Timings on Computers
Introduction and the Unix time Command
Accurately timing things on computers is essential for performance analysis,
identification of bottlenecks in programs, and experimental determination
of computational efficiency. For large scale problems it is also important
to track down
-
memory activity such as page faults, which occurs when the program
accesses data that is not in the computer's main memory. In this case,
the data needs to be read in from disk (or tape on
HPSS),
and can require 10-1000 times as long to access.
-
I/O activity such as periodic output of the state of the computation. Although
not always avoidable, sometimes this can be made more efficient by writing
output files in binary format, or by spawning a separate thread to handle
the output.
You may think you know just where memory and I/O activity is going on,
but the late 1980's Pablo project at UIUC showed that users are typically unaware
of the actual effects I/O
has on their programs. That has changed in the past 30 years, and now
computational scientists are even more unaware of the effects that I/O
imposes.
For timing, the Unix command time gives data for an entire program
(or more precisely, an entire Unix process). If the executable is called
``a.out'', then a typical result would look like
% time a.out
2648.1u 330.0s 52:43 94% 0+12372k 347+21447io 347pf+0w
The breakdown of the output line is:
-
2648.1u: seconds of user time devoted to process. User time is the time
the CPU spent executing your code (and not other processes that may have
been swapped in and out during your code's execution).
-
330.0s: seconds of system time devoted to the process. System time is time
spent in executing system calls. A major source of system time is I/O
- a memory access that goes to or from a disk requires calling the operating
system to perform the action, and this is charged to the system time. Another
source is calling a timing routine within your code.
-
52:43: elapsed wall-clock time. This means 52 minutes, 43 seconds and is
what would be recorded if you used a stopwatch.
-
94% : Percent of machine's CPU resources devoted to your process. This
roughly means that during the 52:43 wall clock time, your code was being
executed 94% of the time, and other code was running 6%. If this number
is 50% or less, then possibly the timings are not reliable because your
program was being swapped in and out of the CPU, to give time slices to
other user's programs.
-
0+ : Average amount of shared memory in kbytes (for shared libraries).
-
12372k : Average amount of unshared memory in kbytes. This indicates the
program used 12.4 Mbytes of memory.
-
347+ : Number of block input operations.
-
21447io : Number of block output operations.
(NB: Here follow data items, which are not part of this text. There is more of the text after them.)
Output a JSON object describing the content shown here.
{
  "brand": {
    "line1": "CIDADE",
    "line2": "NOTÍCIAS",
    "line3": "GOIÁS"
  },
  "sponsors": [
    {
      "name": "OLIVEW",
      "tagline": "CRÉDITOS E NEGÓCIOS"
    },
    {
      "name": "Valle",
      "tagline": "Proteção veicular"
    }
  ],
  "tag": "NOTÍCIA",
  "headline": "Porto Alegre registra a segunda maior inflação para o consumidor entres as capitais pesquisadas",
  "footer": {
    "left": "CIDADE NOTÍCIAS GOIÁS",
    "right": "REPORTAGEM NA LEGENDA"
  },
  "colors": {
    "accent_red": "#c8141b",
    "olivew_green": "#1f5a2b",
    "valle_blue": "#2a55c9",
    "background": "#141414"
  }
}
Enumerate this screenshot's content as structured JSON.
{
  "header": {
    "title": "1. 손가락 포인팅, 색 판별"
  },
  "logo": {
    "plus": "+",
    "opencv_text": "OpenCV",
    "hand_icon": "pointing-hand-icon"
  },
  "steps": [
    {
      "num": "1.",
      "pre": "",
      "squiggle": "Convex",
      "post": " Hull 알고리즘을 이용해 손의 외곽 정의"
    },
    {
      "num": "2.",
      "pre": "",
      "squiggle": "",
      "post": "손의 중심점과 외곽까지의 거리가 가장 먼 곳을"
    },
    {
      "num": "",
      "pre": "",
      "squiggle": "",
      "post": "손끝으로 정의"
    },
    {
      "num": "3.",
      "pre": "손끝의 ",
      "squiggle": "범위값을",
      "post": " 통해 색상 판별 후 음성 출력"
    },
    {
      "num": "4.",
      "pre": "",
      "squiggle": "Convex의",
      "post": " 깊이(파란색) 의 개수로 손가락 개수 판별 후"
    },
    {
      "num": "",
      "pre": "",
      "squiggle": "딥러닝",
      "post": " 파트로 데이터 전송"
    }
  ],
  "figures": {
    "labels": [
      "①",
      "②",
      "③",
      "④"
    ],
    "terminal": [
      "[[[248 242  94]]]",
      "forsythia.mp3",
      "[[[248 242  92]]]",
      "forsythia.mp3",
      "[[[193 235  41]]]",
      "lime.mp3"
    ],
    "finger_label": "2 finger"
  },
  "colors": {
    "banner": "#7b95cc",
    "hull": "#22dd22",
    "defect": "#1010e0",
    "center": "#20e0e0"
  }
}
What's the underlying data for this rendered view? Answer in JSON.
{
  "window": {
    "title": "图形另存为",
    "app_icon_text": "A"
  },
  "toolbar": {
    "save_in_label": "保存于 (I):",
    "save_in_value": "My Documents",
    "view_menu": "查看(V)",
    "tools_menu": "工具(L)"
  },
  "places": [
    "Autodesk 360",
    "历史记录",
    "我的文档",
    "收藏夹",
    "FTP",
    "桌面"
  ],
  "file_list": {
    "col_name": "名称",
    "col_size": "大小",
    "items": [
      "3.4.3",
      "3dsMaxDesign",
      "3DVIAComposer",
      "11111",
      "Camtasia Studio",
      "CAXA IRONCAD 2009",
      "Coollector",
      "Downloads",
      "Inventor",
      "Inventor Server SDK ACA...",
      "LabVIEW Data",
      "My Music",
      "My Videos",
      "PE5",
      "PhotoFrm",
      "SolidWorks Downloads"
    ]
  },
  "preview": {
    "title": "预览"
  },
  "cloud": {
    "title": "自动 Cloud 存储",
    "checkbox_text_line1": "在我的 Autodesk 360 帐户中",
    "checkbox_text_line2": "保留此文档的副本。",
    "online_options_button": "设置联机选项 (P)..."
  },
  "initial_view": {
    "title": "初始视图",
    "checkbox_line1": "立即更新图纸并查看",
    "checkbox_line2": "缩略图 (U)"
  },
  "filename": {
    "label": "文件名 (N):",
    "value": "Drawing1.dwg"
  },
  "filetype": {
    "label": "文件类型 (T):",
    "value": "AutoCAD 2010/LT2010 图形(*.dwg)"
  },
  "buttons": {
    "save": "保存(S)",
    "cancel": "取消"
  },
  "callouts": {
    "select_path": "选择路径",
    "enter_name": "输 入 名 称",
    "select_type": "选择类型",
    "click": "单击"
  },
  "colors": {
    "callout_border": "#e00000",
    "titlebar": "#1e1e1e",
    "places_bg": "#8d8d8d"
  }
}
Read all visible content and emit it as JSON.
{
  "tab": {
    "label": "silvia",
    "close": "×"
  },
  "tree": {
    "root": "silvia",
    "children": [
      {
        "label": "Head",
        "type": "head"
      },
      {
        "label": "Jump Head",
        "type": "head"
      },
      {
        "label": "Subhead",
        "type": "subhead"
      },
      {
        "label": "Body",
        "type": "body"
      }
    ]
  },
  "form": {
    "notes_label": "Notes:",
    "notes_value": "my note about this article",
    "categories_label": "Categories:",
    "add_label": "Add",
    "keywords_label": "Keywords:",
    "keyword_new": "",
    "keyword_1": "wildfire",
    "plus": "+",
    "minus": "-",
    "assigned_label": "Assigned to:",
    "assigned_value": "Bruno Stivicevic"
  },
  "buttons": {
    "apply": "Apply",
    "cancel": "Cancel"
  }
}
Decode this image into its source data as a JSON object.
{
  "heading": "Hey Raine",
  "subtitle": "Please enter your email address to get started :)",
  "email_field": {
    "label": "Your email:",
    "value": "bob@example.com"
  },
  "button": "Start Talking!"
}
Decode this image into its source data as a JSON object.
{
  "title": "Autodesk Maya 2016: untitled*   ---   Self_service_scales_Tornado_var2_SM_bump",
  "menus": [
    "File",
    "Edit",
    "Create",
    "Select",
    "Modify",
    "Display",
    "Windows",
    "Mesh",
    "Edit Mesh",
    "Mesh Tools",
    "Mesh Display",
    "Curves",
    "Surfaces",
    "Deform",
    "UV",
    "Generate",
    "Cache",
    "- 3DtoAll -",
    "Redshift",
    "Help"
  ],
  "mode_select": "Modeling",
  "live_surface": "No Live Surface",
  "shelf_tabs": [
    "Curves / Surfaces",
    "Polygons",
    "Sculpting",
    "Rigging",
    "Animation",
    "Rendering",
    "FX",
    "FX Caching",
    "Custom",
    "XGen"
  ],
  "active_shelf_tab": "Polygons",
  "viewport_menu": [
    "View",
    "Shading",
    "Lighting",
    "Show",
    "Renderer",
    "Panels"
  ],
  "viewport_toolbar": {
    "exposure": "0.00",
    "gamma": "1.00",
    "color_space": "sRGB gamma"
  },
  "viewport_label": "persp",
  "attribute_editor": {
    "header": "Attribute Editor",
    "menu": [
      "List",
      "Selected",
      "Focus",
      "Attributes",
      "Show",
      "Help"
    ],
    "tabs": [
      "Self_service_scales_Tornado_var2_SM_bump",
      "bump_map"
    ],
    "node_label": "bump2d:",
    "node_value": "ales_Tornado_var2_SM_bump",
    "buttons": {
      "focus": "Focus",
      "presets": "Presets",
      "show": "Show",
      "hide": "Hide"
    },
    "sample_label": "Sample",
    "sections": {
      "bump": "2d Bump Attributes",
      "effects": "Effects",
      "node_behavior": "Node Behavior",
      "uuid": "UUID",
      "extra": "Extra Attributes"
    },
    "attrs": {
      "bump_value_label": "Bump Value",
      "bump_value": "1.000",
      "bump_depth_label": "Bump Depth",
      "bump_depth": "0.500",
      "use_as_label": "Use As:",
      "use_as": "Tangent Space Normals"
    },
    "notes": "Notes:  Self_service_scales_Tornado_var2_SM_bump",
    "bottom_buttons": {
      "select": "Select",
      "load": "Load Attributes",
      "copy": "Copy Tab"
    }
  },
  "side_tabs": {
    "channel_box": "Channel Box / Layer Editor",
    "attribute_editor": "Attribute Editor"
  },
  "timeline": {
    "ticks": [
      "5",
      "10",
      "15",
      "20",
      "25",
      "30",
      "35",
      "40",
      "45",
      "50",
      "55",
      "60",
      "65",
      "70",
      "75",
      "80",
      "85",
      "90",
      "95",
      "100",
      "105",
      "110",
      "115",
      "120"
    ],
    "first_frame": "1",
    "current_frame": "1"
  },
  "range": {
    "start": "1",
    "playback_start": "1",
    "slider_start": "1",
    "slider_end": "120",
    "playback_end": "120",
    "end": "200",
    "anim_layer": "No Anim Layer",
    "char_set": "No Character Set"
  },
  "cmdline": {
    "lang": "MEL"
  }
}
Output is buffered; the operating
system waits until you have accumulated enough output to a file to make
it worthwhile to actually execute a write to disk (which is relatively
expensive in terms of time).
-
347pf+ : Number of page faults. This indicates how many times during execution
the program tried to access data that was not available in main memory
and instead resided on a disk. For this example, most of the page faults
probably only occured on the initialization
phase of this program. Note that the number matches the number of block
input operations, making that conjecture even more likely.
-
0w : Number of times your job is moved out of the game for another job
to run on the CPU. This can indicate a heavily loaded machine (for
which the only cure is to buy a more modern one), or it can indicate that
your program is making several "system calls". A system call occurs when
your program has to request the operating system to execute some command,
such as an I/O operation or to read/set a system variable like the clock.
In this case, the OS regards it as a great opportunity to move your job
out and another one in. Why is this shown as 0, but the code had the
CPU for only 94% of the time? The answer involves ....
Problems with the Unix time command
First, not all of the fields may be implemented by a given computer.
This is not a problem that the user can deal with; it is up to the vendor.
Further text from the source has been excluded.